Florent Pagny – Grandeur Nature

Trois minutes après le début de « La Dernière Chanson Du Monde », la voix de Florent Pagny plane comme un condor au-dessus des plaines battues par les vents de sa Patagonie argentine tant aimée, et l’on réalise que ce n’est pas simplement un énième album de comeback. C’est un homme qui a regardé la mort dans les yeux et qui choisit de chanter encore plus fort. Pagny, l’icône française de 61 ans, laisse son baryton flotter majestueusement au-dessus d’un arrangement trompeusement simple, prouvant ainsi que parfois les déclarations les plus profondes nécessitent le moins d’ornements. Après son combat contre le cancer du poumon, il est sorti vainqueur de cette bataille. Pagny n’est pas revenu avec une théâtralité désespérée, mais avec la confiance tranquille de quelqu’un qui a vu l’abîme et décidé que la vue d’ici-haut est meilleure.

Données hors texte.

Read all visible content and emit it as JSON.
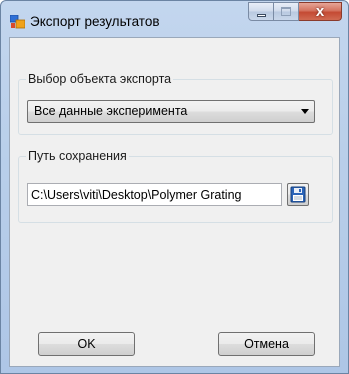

« Grandeur Nature » marque la première collection de matériel original de Pagny en quatre ans, après son diagnostic de cancer en 2022. Travaillant avec son équipe habituelle – Alain Lanty, l’arrangeur Jacques Veneruso, aux côtés de sang neuf comme Vianney (qui a écrit le premier single « T’aimer Encore ») – Pagny a créé quelque chose qui semble à la fois familier et renouvelé. Les 39 minutes de durée de l’album comprennent six interludes instrumentaux qui fonctionnent comme des exercices de respiration entre les éclats émotionnels, suggérant que nous avons affaire à un artiste qui a appris la valeur de l’espace et du silence. Ce n’est pas le dieu du rock à la Johnny Hallyday de ses années antérieures, c’est Pagny comme patriarche de la chanson française, portant le flambeau avec des mains usées mais une flamme inaltérée.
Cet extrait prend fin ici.